Workers will have the right to ask their employers what colleagues in similar jobs are paid from Saturday (6 January), when the Wage Transparency Act is enacted.

The law applies to firms with more than 200 employees, while companies who employ more than 500 staff will also have to publish regular salary data to show they are complying with equal pay rules.

The move is a bid to get to grips with Germany's gender pay gap which was 22 per cent in 2015, the third highest across the European Union (EU), according to Eurostat. The EU average across its 28 nations was 16.3% in 2015, which is the most recent data available.

When these statistics were published last October the EU said its overall gender pay gap is the equivalent of working women not being paid after early November, and working for the rest of the year for nothing.

EU commissioner for justice, consumers, and gender equality Vera Jourova said: "It is an unacceptable and shocking injustice that women in 21st century Europe work two months a year for free. This gender pay gap has remained the same for many years."

The new German legislation has been making its way through the Bundestag (German's parliament) since last July.

Workplace envy

Former German minister of women's affairs Manuela Schwesig said earlier that such salary transparency would be "a real breakthrough" that would help millions of women narrow the pay gap.

Germany's Federal Statistical Office claimed two key reasons for the uneven pay between the sexes were that women did more part-time work, and were handed fewer management roles.

But critics of the incoming law argue that it will create more red tape and will lead to acrimony in the workplace.
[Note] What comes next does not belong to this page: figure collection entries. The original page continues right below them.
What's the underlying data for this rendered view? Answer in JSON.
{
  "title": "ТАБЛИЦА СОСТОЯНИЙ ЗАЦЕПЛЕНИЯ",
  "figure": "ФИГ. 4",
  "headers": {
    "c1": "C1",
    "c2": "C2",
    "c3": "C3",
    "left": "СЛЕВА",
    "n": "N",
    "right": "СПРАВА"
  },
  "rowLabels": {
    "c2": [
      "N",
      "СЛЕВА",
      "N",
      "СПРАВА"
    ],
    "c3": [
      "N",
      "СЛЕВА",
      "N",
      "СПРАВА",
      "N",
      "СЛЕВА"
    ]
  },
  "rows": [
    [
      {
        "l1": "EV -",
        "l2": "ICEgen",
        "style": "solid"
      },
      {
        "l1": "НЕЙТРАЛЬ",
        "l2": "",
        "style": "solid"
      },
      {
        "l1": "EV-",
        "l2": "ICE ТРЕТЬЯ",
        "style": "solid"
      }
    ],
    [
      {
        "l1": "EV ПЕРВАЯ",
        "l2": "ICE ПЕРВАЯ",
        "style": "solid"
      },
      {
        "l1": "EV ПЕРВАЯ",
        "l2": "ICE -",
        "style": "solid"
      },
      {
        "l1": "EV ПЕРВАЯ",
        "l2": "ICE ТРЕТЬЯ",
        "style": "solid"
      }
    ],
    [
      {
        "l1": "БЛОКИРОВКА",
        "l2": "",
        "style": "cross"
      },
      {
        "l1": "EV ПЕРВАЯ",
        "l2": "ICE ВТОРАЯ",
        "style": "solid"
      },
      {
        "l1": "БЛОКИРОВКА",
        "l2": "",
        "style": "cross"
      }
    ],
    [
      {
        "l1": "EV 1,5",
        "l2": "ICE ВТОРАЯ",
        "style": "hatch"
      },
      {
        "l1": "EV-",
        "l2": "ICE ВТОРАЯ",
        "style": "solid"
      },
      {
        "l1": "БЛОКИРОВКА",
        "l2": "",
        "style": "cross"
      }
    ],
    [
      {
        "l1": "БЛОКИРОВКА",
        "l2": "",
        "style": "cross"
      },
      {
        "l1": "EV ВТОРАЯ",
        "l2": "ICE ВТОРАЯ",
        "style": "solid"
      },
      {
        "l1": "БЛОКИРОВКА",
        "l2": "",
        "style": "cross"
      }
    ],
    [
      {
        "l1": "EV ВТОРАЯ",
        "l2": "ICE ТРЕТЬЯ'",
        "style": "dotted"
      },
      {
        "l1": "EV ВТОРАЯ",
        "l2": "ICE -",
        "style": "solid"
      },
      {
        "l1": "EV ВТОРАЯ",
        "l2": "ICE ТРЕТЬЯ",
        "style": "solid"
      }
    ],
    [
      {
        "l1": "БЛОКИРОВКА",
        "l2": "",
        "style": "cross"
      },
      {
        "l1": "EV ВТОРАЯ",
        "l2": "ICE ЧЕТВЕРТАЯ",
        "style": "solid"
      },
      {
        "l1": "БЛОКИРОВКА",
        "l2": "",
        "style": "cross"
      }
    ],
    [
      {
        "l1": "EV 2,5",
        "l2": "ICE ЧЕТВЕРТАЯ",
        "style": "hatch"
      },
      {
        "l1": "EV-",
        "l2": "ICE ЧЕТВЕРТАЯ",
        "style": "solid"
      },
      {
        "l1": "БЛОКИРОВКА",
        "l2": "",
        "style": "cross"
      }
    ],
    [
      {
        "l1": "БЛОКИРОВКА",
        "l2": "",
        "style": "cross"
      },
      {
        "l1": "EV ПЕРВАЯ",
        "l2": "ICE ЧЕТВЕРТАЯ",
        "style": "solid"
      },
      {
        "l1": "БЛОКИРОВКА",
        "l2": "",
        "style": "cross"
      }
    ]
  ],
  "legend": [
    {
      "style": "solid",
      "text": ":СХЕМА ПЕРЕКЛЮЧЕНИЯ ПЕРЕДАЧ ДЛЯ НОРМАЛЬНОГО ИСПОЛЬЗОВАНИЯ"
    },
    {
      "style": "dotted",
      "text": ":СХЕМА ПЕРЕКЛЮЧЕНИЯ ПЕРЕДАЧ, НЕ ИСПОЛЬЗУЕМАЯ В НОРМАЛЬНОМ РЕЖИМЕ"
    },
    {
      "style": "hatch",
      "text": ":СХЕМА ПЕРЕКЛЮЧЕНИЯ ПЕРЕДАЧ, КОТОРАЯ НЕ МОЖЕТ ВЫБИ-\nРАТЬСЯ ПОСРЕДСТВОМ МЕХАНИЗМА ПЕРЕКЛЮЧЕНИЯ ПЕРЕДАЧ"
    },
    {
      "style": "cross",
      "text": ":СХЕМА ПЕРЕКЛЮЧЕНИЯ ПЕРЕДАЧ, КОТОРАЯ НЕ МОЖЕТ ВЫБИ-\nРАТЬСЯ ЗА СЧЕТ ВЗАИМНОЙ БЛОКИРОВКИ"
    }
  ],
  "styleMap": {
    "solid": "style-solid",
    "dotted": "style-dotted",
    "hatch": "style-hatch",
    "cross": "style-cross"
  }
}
Christian von Stetten, a lawmaker from Angela Merkel's centre-right Christian Democratic Union (CDU) party, said last year that some 4,000 companies would be burdened with additional bureaucracy as a result of the legislation.

"The right to demand salary information will foster workplace envy and discontent," he told German newspaper Die Welt.

Across the EU Italy and Luxembourg have the lowest gender pay gaps, with a disparity of 5.5% in 2015, while the UK has a 20.8% pay gap, the fifth highest in the European grouping.